Travail salutaire alors que cet aspect essentiel de l’univers DC a été écarté de Justice League ( c’est Darkseid qui devait être le grand méchant selon Zack Snyder ) mais est assez bien exploité dans la saison 10 de Smallville ( qui convoque Darkseid , Dessad et Mamie Bonheur …)

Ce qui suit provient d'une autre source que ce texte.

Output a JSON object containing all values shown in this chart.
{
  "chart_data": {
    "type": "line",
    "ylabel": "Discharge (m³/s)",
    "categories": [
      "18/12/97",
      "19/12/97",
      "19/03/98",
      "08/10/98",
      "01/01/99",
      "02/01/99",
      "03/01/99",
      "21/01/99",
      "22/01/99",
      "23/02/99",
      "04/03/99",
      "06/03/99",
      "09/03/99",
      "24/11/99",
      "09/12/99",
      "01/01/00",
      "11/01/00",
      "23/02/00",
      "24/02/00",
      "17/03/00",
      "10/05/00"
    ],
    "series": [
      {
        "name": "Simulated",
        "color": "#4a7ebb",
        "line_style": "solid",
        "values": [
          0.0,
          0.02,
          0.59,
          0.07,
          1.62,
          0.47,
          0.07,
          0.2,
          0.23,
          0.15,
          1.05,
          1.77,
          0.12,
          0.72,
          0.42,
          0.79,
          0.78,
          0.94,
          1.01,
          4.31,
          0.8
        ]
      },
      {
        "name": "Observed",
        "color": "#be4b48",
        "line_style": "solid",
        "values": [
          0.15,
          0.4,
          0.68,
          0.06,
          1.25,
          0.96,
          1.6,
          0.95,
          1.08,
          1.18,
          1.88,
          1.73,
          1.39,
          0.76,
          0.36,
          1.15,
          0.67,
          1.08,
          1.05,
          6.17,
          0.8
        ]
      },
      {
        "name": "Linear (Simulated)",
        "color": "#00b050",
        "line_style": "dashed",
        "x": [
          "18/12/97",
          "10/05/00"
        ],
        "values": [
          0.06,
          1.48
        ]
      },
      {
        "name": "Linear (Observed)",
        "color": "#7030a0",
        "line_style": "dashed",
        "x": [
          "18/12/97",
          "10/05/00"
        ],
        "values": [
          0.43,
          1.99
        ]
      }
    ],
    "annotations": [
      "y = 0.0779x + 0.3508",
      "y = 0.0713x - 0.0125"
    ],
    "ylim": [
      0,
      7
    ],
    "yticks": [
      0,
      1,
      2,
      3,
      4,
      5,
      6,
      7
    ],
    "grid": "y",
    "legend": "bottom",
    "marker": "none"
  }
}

Cette œuvre cosmogonique et apocalyptique parue à partir de 1971 nous entraine dans 4 séries qui se complètent et traitent de l’ éternelle lutte de la lumière et des ténèbres : la vie contre l’ anti Vie.Il y est question d’énergie pure ( la source) mobilisée et détournée par des êtres démiurgiques ( Darkseid et ses séides… : une saga « manichéenne » au sens originel ( soit  la double nature du monde par opposition à l’ existence d’un monde sans ombre d’où l’homme aurait chuté )Kirby crée ici un véritable mythe moderne (comme Lucas avec Star Wars qui s’inspire de Darkseid et d ‘Orion pour son drame familial… ) dont il avait déjà fait un brouillon avec les récits sur Thor ( Tales of Asagrd) et les Inhumains dans les 4 Fantastiques  chez Marvel.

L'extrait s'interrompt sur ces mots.